だから『吸血鬼王』の力が私に移り、今までにない力を発揮出来ている。
そして、その力のほぼ全てを、『防御』と『回避』に回しているからこそ、ここまで耐えられたのだ。
だけど、それももうすぐ限界。
1時間以上、あいつの魔法を防ぎ続けた私の魔力は、既に底を尽きかけてた。
『吸血鬼王』の力でブーストされた魔力すら遥かに上回る魔法出力と魔力量.......こいつ、本当に何者?
最初にこの男は、《聖十二使徒》と名乗った。多分だけど、人間の中でも精鋭クラスの相手。
多分、魔術師系職業の上級職、《高位魔術師》。しかも、炎、雷属性主体の超攻撃タイプ。

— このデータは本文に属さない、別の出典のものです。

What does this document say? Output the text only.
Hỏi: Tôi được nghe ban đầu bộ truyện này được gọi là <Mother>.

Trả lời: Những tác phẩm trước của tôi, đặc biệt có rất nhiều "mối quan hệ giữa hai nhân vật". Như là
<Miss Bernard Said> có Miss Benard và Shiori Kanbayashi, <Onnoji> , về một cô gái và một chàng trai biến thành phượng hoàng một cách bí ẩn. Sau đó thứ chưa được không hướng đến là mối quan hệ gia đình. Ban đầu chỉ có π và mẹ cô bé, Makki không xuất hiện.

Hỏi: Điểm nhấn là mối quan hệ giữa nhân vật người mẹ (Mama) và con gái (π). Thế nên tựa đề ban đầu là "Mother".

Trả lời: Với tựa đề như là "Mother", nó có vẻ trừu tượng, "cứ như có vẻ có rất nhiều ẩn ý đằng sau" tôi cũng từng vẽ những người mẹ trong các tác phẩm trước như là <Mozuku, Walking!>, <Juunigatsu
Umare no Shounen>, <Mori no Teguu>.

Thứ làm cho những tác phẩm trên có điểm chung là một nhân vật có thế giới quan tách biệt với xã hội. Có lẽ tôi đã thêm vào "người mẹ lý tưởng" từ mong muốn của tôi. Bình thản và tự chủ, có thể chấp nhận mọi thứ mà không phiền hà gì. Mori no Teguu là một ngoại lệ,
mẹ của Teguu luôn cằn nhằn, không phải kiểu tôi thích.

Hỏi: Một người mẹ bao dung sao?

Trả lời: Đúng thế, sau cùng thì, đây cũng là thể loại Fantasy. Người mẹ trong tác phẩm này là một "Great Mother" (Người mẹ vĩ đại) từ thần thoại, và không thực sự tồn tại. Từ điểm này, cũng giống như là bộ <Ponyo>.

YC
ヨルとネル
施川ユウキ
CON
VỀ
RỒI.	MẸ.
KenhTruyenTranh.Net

本来なら私と相性がいい相手なはずなのだけれど、実力差のせいでむしろ仇になってる。
そしてついに。
私の結界を、男の魔法が、貫いた。
「ぐっ.......!?」
「ううっ.......!終わり、終わりですね!嗚呼、貴方のような美しき女性を屠らなければならないなど、なんと世界は残酷な.......!」
ああ、それには同意。
本当に、世界は残酷だ。
なんで、私達が.......吸血鬼だという理由だけで、こんな目に遭わなければならないのか。
人間とは、女神ミザリーとは、そんなに偉いのか。そんなに正しいのか。
(.......そちらに行ったら、教えて下さいね、イスズ様)
心残りは山ほどある。
一番は勿論、最愛の娘であるリーンの成長を、これ以上見守ることが出来ない事だ。
あの子には、かつて天才と持て囃された私すら、軽く上回るほどの才能があった。
あの子がどう育つのか.......楽しみだったんだけどな。
「ううっ.......!どうか貴方が、来世は人間に産まれることが出来ますよう.......!」
ふざけるな。お前達と同じなんか、真っ平御免だ。
「《聖十二使徒》序列第6位、『魔哭』のノインが.......貴方に引導をお渡し致しましょう!」
そう名乗った男は、次の瞬間には魔法を発動していた。
放たれたのは《爆炎》。複数属性を複合した、全魔法の中でも上位の破壊力を持つ魔法。
満身創痍の私に、もはや防ぐ手立てはなかった。
リーン。私の可愛い娘。
貴方だけは、絶対に生き延びて。
辛いと思う。悲しいと思う。今、泣いていると思う。
だけど、生きて。
きっと貴方は、大きなことを成し遂げる力がある。
絶対に挫けず、何があっても折れないで。
私は、いつでも見守っているから。
そして私の視界を、赤い閃光が覆い尽くした。
※※※
「ノイン殿。随分と時間がかかっていたが、どうかしたのか?」
「おお、イーディス殿.......!ううっ、とても悲しいことがあったのですよ!」
「.......貴方はいつもなにかに悲しんでおられるだろう。それで、どうしたのだ」
「それがですね!吸血鬼の中に、非常に才のある、優秀な大神官がいたのですが......それを、私の手で屠ってしまったのです!嗚呼、悲しい.......」
「それが我々の今回の任務だろう。まあ、任務は完了だ、吸血鬼共はこれで根絶やしだ。本国へ戻って.......」
「.......それなのですがね.......どうやら、我々は任務に失敗したようで.......ううう.......」
「なんだと?どういうことだ、説明してもらいたい」
「実は.......先程話した大神官の、娘らしき幼女を、森の奥の方へ逃がしてしまい.......!母親の魔法で転移も出来ぬ状態で、追うに追えず.......ううううっ、申し訳ない.......」
「なんだと?.......まあ、1匹だけでは生殖出来ぬし、幼いならば餓死なり獣に食われるなりして死ぬだろう。問題は無い」
「おお、そう言っていただけると有難い.......!」
※※※
《一定条件を満たしました。『吸血鬼王』への種族進化を果たしました。》
今から、あの二人をぶっ殺すのが楽しみです。